EPA Registration Review

Because chlorpyrifos is currently undergoing EPA registration review, you may have questions about what that is, why it’s happening, how it works, what sort of regulatory conclusions flow from it and how you can participate in the process.

Here are some answers to those questions.

What is EPA Registration Review?

Pesticides are expected to perform their intended function of controlling pests while posing negligible risk to people and animals and minimal environmental risk. To facilitate this, prior to being used in the U.S. all pesticides must be registered by the Environmental Protection Agency, which determines which uses of these products are acceptable.

Under federal law, EPA is only allowed to register a pesticide to protect food crops if, based on the best available scientific information, exposures from intended uses pose a “reasonable certainty of no harm” to people, including potentially sensitive individuals, such as children and pregnant women.

Federal law also requires that, once registered, a pesticide be subject to periodic Registration Review. These reviews update regulatory assessments with the latest information so that health-based and environmental standards remain protective and exposures are kept to acceptable levels.

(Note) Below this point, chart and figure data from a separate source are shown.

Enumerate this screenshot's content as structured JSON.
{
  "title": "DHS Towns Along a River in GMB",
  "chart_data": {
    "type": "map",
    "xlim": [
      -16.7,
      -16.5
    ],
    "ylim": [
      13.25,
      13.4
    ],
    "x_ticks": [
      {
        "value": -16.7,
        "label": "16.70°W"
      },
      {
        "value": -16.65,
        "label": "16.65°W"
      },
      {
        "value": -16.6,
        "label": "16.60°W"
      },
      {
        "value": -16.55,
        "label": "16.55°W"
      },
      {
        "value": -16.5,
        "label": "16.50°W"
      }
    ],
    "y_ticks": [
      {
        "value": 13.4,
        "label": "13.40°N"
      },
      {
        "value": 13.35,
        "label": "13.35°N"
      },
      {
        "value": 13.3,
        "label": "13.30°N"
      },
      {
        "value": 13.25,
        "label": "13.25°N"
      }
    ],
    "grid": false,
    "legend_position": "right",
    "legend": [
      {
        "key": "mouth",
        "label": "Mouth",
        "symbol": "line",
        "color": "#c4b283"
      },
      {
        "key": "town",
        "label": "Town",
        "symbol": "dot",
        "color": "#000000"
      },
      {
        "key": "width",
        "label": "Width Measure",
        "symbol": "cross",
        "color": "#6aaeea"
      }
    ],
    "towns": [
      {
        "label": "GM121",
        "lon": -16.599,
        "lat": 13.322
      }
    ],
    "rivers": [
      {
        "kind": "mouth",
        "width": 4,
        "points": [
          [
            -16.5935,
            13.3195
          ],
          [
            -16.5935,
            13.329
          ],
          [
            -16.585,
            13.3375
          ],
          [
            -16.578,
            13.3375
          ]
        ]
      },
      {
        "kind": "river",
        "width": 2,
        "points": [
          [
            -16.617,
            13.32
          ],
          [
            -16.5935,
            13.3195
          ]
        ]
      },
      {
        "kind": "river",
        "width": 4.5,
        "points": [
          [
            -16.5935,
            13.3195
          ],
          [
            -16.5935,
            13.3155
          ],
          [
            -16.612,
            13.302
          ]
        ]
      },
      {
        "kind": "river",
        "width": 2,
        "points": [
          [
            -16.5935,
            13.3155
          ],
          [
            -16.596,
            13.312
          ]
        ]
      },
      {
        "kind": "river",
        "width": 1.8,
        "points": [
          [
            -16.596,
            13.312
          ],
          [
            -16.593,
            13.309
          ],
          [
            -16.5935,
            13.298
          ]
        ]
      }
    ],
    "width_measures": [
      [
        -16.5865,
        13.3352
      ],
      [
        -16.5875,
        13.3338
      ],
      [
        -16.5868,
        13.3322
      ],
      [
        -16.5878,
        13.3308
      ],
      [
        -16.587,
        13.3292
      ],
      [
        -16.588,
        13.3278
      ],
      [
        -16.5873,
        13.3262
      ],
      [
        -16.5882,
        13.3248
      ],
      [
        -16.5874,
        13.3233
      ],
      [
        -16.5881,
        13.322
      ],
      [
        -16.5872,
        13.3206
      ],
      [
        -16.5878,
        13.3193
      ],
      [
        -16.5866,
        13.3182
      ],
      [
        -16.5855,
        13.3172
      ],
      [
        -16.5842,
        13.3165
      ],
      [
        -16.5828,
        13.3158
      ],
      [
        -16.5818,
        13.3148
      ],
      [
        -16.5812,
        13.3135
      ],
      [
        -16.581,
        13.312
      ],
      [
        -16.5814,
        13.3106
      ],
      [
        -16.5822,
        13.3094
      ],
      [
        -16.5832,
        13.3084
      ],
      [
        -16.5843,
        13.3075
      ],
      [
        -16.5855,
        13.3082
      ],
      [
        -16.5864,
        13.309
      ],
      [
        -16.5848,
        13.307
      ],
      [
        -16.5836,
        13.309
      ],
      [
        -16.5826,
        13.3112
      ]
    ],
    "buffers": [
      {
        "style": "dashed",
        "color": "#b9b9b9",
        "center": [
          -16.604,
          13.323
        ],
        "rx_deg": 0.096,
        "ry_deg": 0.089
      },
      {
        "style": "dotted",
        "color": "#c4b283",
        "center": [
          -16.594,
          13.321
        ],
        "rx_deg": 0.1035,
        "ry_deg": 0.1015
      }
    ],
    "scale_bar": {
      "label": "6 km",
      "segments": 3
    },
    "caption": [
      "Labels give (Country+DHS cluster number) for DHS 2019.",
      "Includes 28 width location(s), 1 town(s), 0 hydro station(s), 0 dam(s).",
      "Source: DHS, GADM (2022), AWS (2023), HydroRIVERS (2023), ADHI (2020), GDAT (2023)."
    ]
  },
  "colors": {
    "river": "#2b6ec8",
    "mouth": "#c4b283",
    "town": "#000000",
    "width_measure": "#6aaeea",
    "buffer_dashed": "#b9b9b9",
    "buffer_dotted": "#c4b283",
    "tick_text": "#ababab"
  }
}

If new concerns arise as a result of one of these reviews, EPA has the authority to require additional studies to resolve its concerns about the product in question, to mandate changes in conditions of use for the product, or if need be to halt use by cancelling the registration for specific uses or the product as a whole.

Under existing regulatory timetables, all 700+ pesticide active ingredients must be formally reevaluated every 15 years. In evaluating pesticides, EPA continually strives to improve the quality of its assessments while maintaining a collaborative, open process that is transparent to interested stakeholders.

Because EPA regulatory evaluations are science-driven and very complicated, they generally take many years to complete. As a consequence, by the time the Agency completes one review of a given pesticide, it may be almost time for the Agency to start work on the next. Such has been the case with chlorpyrifos.